Missing any step reveals the real failure layer.

NAT Configuration Required for Stable Registration

[transport-udp]
type=transport
protocol=udp
bind=0.0.0.0
local_net=192.168.0.0/16
external_media_address=PUBLIC_IP
external_signaling_address=PUBLIC_IP

Without correct NAT settings:

• Provider replies to private IP
• REGISTER appears unanswered
• Status shows No Response

Firewall Rules Needed for Registration

sudo ufw allow 5060/udp
sudo ufw allow 10000:20000/udp

SIP signaling and RTP media must both be reachable for full telecom operation.

Advanced Real-World Failure Scenarios

Infinite 401 Loop

• Wrong password
• Wrong auth username
• Incorrect realm handling

403 Forbidden After Correct Credentials

• Provider blocked public IP
• Account disabled or suspended

Registration OK but Inbound Calls Fail

• NAT contact mismatch
• Missing identify match IP

Production Debugging Workflow

1. Run pjsip show registrations
2. Enable SIP logger
3. Capture packets via tcpdump
4. Verify digest exchange in Wireshark
5. Confirm NAT and firewall configuration

This layered method isolates failures quickly in real systems.
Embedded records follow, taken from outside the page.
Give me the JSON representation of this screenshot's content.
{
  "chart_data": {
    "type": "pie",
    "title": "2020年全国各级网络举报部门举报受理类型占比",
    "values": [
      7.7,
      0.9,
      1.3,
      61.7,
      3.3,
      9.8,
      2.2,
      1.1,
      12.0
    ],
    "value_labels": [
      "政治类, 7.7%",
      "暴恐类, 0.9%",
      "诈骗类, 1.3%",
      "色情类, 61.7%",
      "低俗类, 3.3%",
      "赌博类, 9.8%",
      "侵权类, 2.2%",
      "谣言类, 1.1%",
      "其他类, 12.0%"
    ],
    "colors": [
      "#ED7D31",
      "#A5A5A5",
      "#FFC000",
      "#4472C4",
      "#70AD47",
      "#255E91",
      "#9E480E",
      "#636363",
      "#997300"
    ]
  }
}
MYLINEHUB Architecture Note

In MYLINEHUB telecom deployments:

• Stable SIP registration is mandatory before campaign dialing begins
• AMI-originated outbound calls depend on trunk registration health
• Voice AI flows via ARI still rely on working provider connectivity

Because of this, MYLINEHUB continuously monitors trunk state and prevents dialing when registration is unstable.

Key Takeaway

SIP registration failures are rarely just “wrong password” problems.

They usually involve deeper telecom layers:

• Digest authentication logic
• Provider security policy
• NAT and firewall routing
• Packet-level SIP exchange

Mastering these layers enables engineers to build stable, production-ready Asterisk telecom infrastructure.